Né vers 1923 à Bana, dans la région de l’Ouest, Kadji Defosso s’est lancé très tôt dans les affaires. Alors qu’il est adolescent, il quitte son village natal pour aller faire fortune à Douala, la métropole économique. Il commence en vendant des produits alimentaires, du matériel et des fournitures de bureau. Il s’investira plus tard dans la promotion de salles de cinéma à travers le pays, dont la mythique salle du capitole à Yaoundé en 1964.En 1972, il crée Ucb qui produit aujourd’hui 280.000 hectolitres commercialisés en bouteilles en verre, bouteilles PET et en fûts, tel que mentionné sur le site Internet de l’entreprise.Il devient par-là, le premier homme d’affaires noir à se lancer dans l’industrie brassicole en Afrique subsaharienne.
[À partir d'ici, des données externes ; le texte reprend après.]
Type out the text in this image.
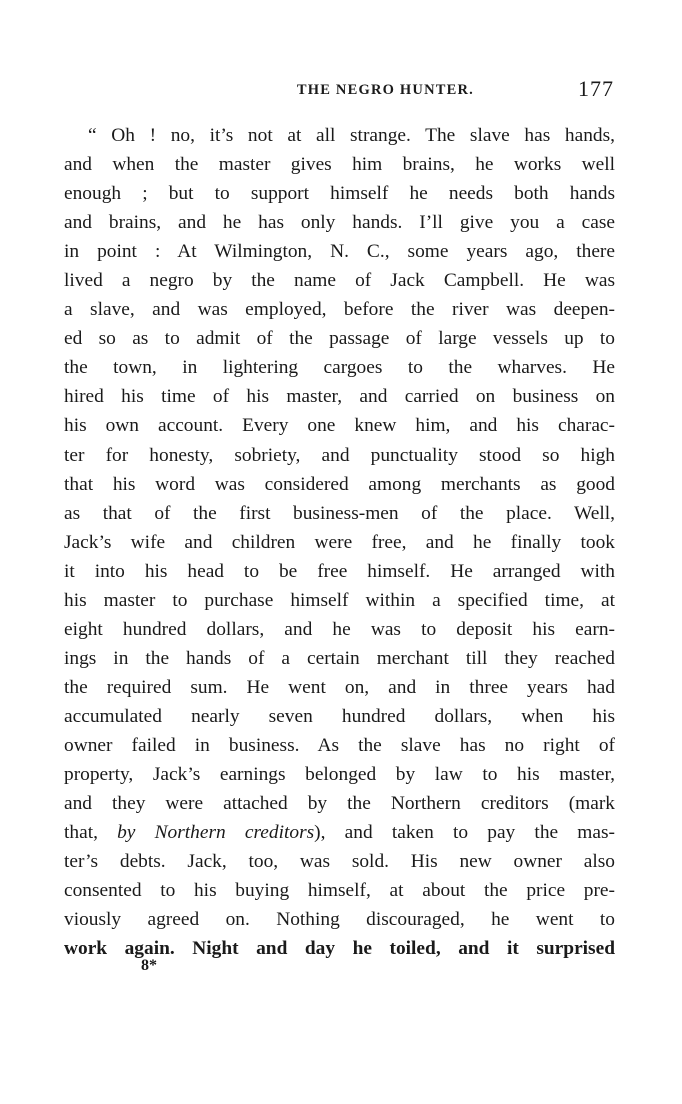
THE NEGRO HUNTER.	177
“ Oh ! no, it’s not at all strange. The slave has hands,
and when the master gives him brains, he works well
enough ; but to support himself he needs both hands
and brains, and he has only hands. I’ll give you a case
in point : At Wilmington, N. C., some years ago, there
lived a negro by the name of Jack Campbell. He was
a slave, and was employed, before the river was deepen-
ed so as to admit of the passage of large vessels up to
the town, in lightering cargoes to the wharves. He
hired his time of his master, and carried on business on
his own account. Every one knew him, and his charac-
ter for honesty, sobriety, and punctuality stood so high
that his word was considered among merchants as good
as that of the first business-men of the place. Well,
Jack’s wife and children were free, and he finally took
it into his head to be free himself. He arranged with
his master to purchase himself within a specified time, at
eight hundred dollars, and he was to deposit his earn-
ings in the hands of a certain merchant till they reached
the required sum. He went on, and in three years had
accumulated nearly seven hundred dollars, when his
owner failed in business. As the slave has no right of
property, Jack’s earnings belonged by law to his master,
and they were attached by the Northern creditors (mark
that, by Northern creditors), and taken to pay the mas-
ter’s debts. Jack, too, was sold. His new owner also
consented to his buying himself, at about the price pre-
viously agreed on. Nothing discouraged, he went to
work again. Night and day he toiled, and it surprised
8*
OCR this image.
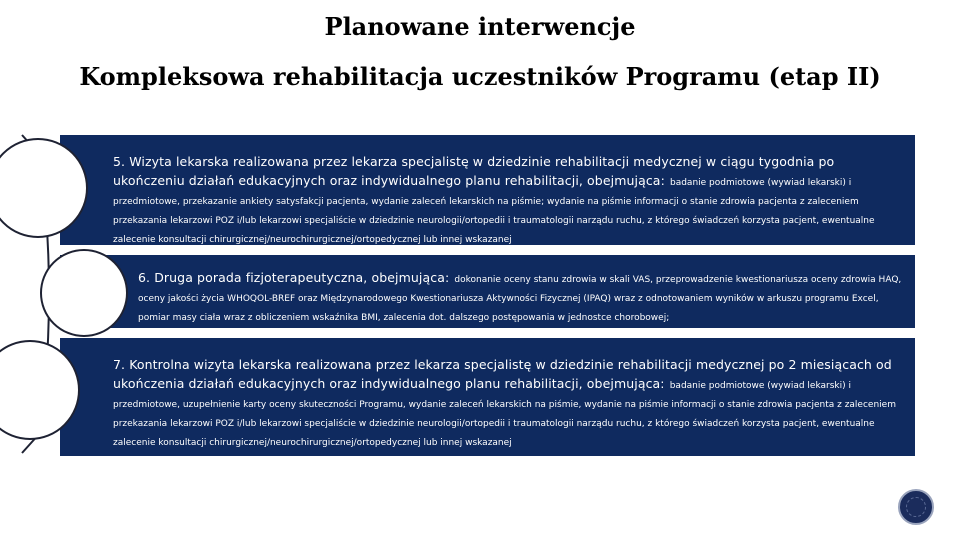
Planowane interwencje
Kompleksowa rehabilitacja uczestników Programu (etap II)
5. Wizyta lekarska realizowana przez lekarza specjalistę w dziedzinie rehabilitacji medycznej w ciągu tygodnia po ukończeniu działań edukacyjnych oraz indywidualnego planu rehabilitacji, obejmująca: badanie podmiotowe (wywiad lekarski) i przedmiotowe, przekazanie ankiety satysfakcji pacjenta, wydanie zaleceń lekarskich na piśmie; wydanie na piśmie informacji o stanie zdrowia pacjenta z zaleceniem przekazania lekarzowi POZ i/lub lekarzowi specjaliście w dziedzinie neurologii/ortopedii i traumatologii narządu ruchu, z którego świadczeń korzysta pacjent, ewentualne zalecenie konsultacji chirurgicznej/neurochirurgicznej/ortopedycznej lub innej wskazanej
6. Druga porada fizjoterapeutyczna, obejmująca: dokonanie oceny stanu zdrowia w skali VAS, przeprowadzenie kwestionariusza oceny zdrowia HAQ, oceny jakości życia WHOQOL-BREF oraz Międzynarodowego Kwestionariusza Aktywności Fizycznej (IPAQ) wraz z odnotowaniem wyników w arkuszu programu Excel, pomiar masy ciała wraz z obliczeniem wskaźnika BMI, zalecenia dot. dalszego postępowania w jednostce chorobowej;
7. Kontrolna wizyta lekarska realizowana przez lekarza specjalistę w dziedzinie rehabilitacji medycznej po 2 miesiącach od ukończenia działań edukacyjnych oraz indywidualnego planu rehabilitacji, obejmująca: badanie podmiotowe (wywiad lekarski) i przedmiotowe, uzupełnienie karty oceny skuteczności Programu, wydanie zaleceń lekarskich na piśmie, wydanie na piśmie informacji o stanie zdrowia pacjenta z zaleceniem przekazania lekarzowi POZ i/lub lekarzowi specjaliście w dziedzinie neurologii/ortopedii i traumatologii narządu ruchu, z którego świadczeń korzysta pacjent, ewentualne zalecenie konsultacji chirurgicznej/neurochirurgicznej/ortopedycznej lub innej wskazanej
LA KSA, ETO’O, KADJI SQUARE…

En mai 2013, il ouvre un hypermarché avec l’aide de son partenaire français Super U: le Kadji Square. De son entreprise, ce patriarche en a su faire un véritable empire. En effet, le groupe Kadji est l’un des plus importants et prospères du pays. Le groupe a su se diversifier en se lançant également dans l’immobilier (immeubles Cauris, Hibiscus et Baobab), les assurances (Assurances générales du Cameroun, Agc) ou encore la minoterie (Société des céréales du Cameroun, Sgc). Sans oublier le sport. On lui doit en effet la Kadji Sports Academy (Ksa), un centre de formation sportive qui a donné au Cameroun de grands footballeurs, à l’instar de Samuel Eto’o Fils, l’ex-capitaine des Lions indomptables.
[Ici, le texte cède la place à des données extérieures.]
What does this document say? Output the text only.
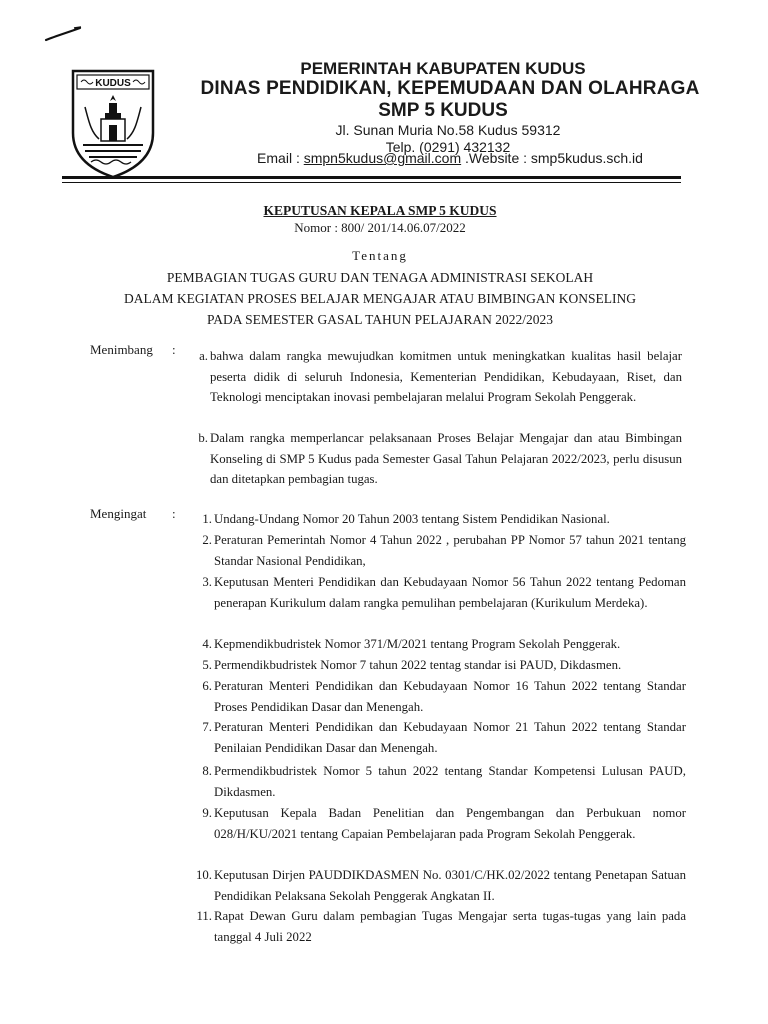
KUDUS
PEMERINTAH KABUPATEN KUDUS
DINAS PENDIDIKAN, KEPEMUDAAN DAN OLAHRAGA
SMP 5 KUDUS
Jl. Sunan Muria No.58 Kudus 59312
Telp. (0291) 432132
Email : smpn5kudus@gmail.com .Website : smp5kudus.sch.id
KEPUTUSAN KEPALA SMP 5 KUDUS
Nomor : 800/ 201/14.06.07/2022
Tentang
PEMBAGIAN TUGAS GURU DAN TENAGA ADMINISTRASI SEKOLAH
DALAM KEGIATAN PROSES BELAJAR MENGAJAR ATAU BIMBINGAN KONSELING
PADA SEMESTER GASAL TAHUN PELAJARAN 2022/2023
Menimbang :	a. bahwa dalam rangka mewujudkan komitmen untuk meningkatkan kualitas hasil belajar peserta didik di seluruh Indonesia, Kementerian Pendidikan, Kebudayaan, Riset, dan Teknologi menciptakan inovasi pembelajaran melalui Program Sekolah Penggerak.
b. Dalam rangka memperlancar pelaksanaan Proses Belajar Mengajar dan atau Bimbingan Konseling di SMP 5 Kudus pada Semester Gasal Tahun Pelajaran 2022/2023, perlu disusun dan ditetapkan pembagian tugas.
Mengingat :	1. Undang-Undang Nomor 20 Tahun 2003 tentang Sistem Pendidikan Nasional.
2. Peraturan Pemerintah Nomor 4 Tahun 2022 , perubahan PP Nomor 57 tahun 2021 tentang Standar Nasional Pendidikan,
3. Keputusan Menteri Pendidikan dan Kebudayaan Nomor 56 Tahun 2022 tentang Pedoman penerapan Kurikulum dalam rangka pemulihan pembelajaran (Kurikulum Merdeka).
4. Kepmendikbudristek Nomor 371/M/2021 tentang Program Sekolah Penggerak.
5. Permendikbudristek Nomor 7 tahun 2022 tentag standar isi PAUD, Dikdasmen.
6. Peraturan Menteri Pendidikan dan Kebudayaan Nomor 16 Tahun 2022 tentang Standar Proses Pendidikan Dasar dan Menengah.
7. Peraturan Menteri Pendidikan dan Kebudayaan Nomor 21 Tahun 2022 tentang Standar Penilaian Pendidikan Dasar dan Menengah.
8. Permendikbudristek Nomor 5 tahun 2022 tentang Standar Kompetensi Lulusan PAUD, Dikdasmen.
9. Keputusan Kepala Badan Penelitian dan Pengembangan dan Perbukuan nomor 028/H/KU/2021 tentang Capaian Pembelajaran pada Program Sekolah Penggerak.
10. Keputusan Dirjen PAUDDIKDASMEN No. 0301/C/HK.02/2022 tentang Penetapan Satuan Pendidikan Pelaksana Sekolah Penggerak Angkatan II.
11. Rapat Dewan Guru dalam pembagian Tugas Mengajar serta tugas-tugas yang lain pada tanggal 4 Juli 2022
Kadji Defosso a également créé la fondation «Fu’a Toula Kadji Defosso». Ce, «dans le but d’encourager l’excellence et de promouvoir l’éducation». En mars 2015, il avait fait un don de 50 millions de francs Cfa dans le cadre de «l’effort de guerre» contre la secte terroriste Boko Haram. «A mon âge, c’est la première fois que je vois une telle chose (les attaques de la secte, Ndlr), avait-il déclaré lors de la collecte de fonds. Avec la disparition de Kadji Defosso, c’est l’une des légendes vivantes de l’entreprenariat camerounais qui quitte la scène.